AZ Partners in Science - 2013
Spin-dependent transport of electrons in magnetic tunneling junctions
Creating Next-Generation Transistors
There is an urgent need to solve the problem of excessive energy consumption in next-generation transistors. It is caused by greatly increased current leakage when transistor size is reduced below 10 nm. (A nanometer is almost unimaginably small -- one-billionth of a meter.)
If no solution is found, according to one prediction, transistors used in information technology could gobble up to 20 percent of the world’s electricity by 2025.
Sadequn Nahar, Sunnyside High School, is working with Associate Professor Weigang Wang, UA Department of Physics, to find a technological fix.
Nahar’s research, funded by a Partners in Science Award from Research Corporation for Science Advancement, is focused on exploiting spin-based magnetic nanostructures. Electrons carry a charge, positive or negative, but they also have a quality called “spin,” which comes in two modes – up or down. (Electron spin in atoms is the main source of ferromagnetism.)
“Spintronics” – rather than “electronics” -- could solve the leaky current problem in transistors. However, the power consumption required to switch spin modes is relatively high. Nahar is looking at novel mechanisms to dramatically reduce magnetization reversal energy.
She has been testing various magnetic tunneling junctions (MTJs). These incredibly tiny devices consist of two magnetic layers separated by an ultrathin oxide layer (1 nm – 2 nm). Electrons can tunnel through the oxide barrier under a bias voltage. The resistance of the system depends on the relative orientation of the magnetic layers. Generally the resistance is low if the magnetizations of two magnetic layers are parallel (P state) and the resistance is high if the magnetizations are antiparallel (AP) state.
Nahar is exploring mechanisms that increase the resistance difference in the P and AP states.
“Our goal is to fabricate a sample that can give us a resistance of better than 300 percent,” she said. “We haven’t gotten there yet, but the research continues.

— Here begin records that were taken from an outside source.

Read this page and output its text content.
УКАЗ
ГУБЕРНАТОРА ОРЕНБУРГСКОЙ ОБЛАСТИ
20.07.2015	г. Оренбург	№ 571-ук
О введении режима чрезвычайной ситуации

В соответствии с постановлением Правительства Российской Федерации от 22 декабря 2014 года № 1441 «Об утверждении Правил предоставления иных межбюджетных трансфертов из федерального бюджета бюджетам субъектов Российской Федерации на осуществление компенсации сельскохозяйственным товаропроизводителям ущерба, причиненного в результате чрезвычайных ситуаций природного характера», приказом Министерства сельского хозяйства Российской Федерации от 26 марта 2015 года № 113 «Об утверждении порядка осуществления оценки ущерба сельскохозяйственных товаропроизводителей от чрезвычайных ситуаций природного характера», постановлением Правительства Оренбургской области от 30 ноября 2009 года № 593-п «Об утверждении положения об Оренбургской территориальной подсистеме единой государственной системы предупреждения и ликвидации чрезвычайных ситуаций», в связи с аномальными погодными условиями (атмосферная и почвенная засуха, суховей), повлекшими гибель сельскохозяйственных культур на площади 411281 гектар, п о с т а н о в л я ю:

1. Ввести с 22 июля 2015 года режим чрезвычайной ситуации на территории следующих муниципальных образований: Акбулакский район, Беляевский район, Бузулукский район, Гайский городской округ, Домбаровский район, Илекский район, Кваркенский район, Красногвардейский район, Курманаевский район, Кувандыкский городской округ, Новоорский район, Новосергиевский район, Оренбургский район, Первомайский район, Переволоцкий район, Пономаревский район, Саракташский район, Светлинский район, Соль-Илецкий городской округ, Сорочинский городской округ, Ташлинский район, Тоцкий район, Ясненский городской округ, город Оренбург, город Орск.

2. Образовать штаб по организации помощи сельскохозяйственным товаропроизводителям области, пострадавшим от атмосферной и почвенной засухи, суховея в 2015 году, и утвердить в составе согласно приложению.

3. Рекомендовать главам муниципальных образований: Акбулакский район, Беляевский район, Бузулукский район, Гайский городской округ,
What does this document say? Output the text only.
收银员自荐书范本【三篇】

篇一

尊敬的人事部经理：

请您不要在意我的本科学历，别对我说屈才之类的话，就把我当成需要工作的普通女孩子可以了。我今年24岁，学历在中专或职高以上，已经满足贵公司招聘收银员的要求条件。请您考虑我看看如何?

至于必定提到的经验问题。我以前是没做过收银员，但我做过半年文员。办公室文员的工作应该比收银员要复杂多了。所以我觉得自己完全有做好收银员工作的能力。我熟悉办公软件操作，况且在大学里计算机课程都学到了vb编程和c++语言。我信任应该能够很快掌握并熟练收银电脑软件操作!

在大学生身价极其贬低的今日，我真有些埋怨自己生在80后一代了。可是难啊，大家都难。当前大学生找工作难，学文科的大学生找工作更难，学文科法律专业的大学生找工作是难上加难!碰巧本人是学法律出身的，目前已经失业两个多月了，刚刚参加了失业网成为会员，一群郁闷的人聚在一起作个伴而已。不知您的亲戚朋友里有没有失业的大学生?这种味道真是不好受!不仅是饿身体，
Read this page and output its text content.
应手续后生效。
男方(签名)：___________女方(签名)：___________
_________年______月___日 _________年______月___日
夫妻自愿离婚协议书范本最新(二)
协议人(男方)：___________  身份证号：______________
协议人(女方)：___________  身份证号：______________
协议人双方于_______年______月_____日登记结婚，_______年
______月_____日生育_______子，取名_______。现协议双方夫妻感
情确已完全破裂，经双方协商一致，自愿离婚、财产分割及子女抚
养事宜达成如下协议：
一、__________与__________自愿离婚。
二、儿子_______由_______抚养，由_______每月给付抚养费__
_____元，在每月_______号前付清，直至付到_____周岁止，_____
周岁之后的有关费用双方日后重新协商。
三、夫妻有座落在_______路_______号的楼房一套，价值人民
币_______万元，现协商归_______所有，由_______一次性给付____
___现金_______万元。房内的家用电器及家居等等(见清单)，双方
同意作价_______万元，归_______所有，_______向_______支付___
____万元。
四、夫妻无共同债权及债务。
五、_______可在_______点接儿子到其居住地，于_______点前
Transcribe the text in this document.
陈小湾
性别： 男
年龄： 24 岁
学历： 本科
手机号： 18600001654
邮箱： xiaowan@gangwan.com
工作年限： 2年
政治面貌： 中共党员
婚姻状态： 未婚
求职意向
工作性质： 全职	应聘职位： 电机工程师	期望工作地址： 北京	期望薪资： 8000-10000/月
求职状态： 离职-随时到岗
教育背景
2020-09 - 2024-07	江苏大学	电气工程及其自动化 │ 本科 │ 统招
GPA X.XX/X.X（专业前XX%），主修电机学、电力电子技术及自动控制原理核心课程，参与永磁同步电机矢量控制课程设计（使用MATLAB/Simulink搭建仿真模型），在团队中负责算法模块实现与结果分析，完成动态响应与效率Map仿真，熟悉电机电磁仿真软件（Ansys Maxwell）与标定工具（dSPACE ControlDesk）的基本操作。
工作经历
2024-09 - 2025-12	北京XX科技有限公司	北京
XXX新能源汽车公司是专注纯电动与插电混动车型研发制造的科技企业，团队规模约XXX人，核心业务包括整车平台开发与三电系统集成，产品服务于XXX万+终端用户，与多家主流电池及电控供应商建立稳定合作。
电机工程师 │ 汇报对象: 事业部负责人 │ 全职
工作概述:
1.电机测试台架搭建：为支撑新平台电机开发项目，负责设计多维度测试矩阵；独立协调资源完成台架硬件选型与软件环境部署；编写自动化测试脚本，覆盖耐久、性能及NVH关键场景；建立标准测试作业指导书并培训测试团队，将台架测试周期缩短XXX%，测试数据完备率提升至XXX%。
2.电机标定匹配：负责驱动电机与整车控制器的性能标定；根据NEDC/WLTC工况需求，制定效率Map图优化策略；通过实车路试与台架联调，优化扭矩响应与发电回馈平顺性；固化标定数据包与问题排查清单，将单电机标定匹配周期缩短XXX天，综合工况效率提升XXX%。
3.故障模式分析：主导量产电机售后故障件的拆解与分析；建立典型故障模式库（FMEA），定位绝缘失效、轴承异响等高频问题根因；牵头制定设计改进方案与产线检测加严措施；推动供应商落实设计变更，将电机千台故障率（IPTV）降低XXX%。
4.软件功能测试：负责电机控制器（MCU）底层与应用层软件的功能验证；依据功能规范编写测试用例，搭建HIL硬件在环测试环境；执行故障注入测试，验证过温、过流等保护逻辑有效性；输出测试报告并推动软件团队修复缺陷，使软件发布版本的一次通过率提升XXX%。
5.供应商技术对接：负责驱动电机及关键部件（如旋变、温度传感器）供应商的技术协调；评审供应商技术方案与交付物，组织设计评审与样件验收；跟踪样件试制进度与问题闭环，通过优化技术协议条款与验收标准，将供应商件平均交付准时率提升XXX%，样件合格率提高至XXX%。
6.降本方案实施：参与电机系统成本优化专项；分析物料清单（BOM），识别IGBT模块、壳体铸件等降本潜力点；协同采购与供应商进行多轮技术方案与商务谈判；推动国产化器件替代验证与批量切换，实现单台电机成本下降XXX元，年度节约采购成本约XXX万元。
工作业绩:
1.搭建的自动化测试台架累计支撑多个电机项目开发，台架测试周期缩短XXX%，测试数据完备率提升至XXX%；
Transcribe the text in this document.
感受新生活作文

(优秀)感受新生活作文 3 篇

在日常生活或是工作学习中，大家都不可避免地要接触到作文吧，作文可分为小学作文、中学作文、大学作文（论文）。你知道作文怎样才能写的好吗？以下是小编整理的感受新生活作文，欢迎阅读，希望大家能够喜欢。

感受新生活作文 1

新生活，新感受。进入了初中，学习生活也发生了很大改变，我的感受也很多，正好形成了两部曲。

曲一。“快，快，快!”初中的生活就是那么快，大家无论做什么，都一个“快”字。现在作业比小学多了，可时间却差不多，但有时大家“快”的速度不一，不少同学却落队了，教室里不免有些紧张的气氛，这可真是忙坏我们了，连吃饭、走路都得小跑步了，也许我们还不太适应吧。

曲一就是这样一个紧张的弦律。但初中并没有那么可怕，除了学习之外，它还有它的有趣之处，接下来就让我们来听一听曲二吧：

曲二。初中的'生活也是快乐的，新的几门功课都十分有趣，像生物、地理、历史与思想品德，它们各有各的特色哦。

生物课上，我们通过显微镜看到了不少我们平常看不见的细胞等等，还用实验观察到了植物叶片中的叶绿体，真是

The other thing we want to achieve is consistency, to reproduce samples the yield the same effects every time. We haven’t achieved that yet.”
Nahar said some of her Sunnyside High students have shown an interest in her work. “I’m expecting them to visit this lab,” she said. “And we have a chapter on electricity and magnetism, which fits nicely into this research. Also, Dr. Wang is open to recruiting some of my good students to work in his lab, and he’s willing to visit my class to give a talk.”